Все, что я видела вокруг, было украденной у меня жизнью. Сонно покачивающиеся на гладких водах порта корабли, отпечатки ног на грунтовых дорогах, идеальный молочный оттенок неба – все это должно было принадлежать мне. По-хорошему Японию мне следовало оценивать глазами не туриста, а коренной жительницы. Нигде в мире мне не стать по-настоящему своей, потому что отец украл у меня родину и насильно поместил в другую страну.
Я так мало знала о своих истоках, но была совершенно уверена, что родилась в Японии, а не в Англии. Как ни пыталась расспросить Эмброуза, тот всегда бормотал что-то невнятное и внезапно уходил по срочным делам в Совет. Только неизменно подтверждал, что моя мать – японка и живет не в Англии.
В ответ на его молчание я стянула несколько библиотечных книг и прочитала, что примерно во время моего рождения сёгун закрыл Японию от остального мира. Жители страны не могли уехать, так же как и шинигами. Но японцы по-прежнему торговали с голландцами, и Эмброуз вполне мог доплыть до Голландии, а затем и до Японии. Это выглядело более правдоподобно, чем сценарий, где моя мать сбежала из родной страны, а потом вернулась понести наказание.
Я никогда не пойму, зачем отец забрал меня, явно нежеланного ребенка. И не пойму, как Эмброуз, обладавший чувствительностью сухаря, поддался чарам шинигами, прекрасно зная, какие последствия ему грозят. Но он был далеко и все равно бы не ответил.
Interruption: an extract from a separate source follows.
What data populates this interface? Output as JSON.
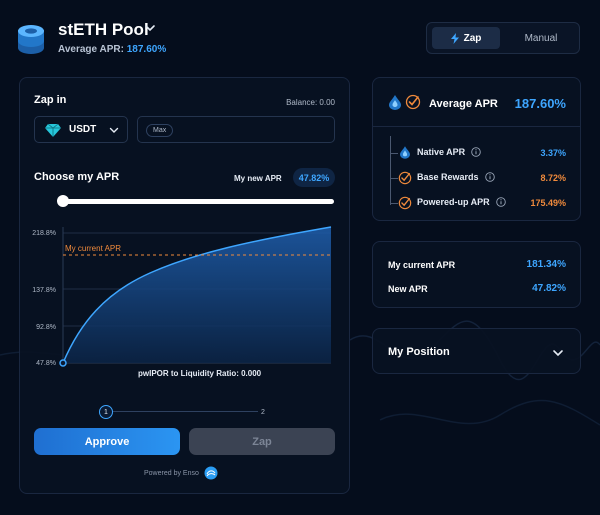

Может быть, мама расскажет, когда я ее найду.
Конечно, шансов отыскать ее было мало, но почему-то я не думала об этом всерьез. Я прочла столько человеческих романов о сиротах, о любящих матерях, погибших при родах или от чумы. Но я была не героиней трагической истории, а просто никому не нужной девочкой. Создания смерти умирают не так легко, как люди, поэтому куда вероятнее, что мама отдала меня Эмброузу и отослала прочь. Это было почти двести лет назад – достаточно давно. Может, она успела передумать, или пожалеть, или задуматься о других вариантах.
Чтобы найти маму, в первую очередь следовало добраться до Ёми, Царства вечной ночи.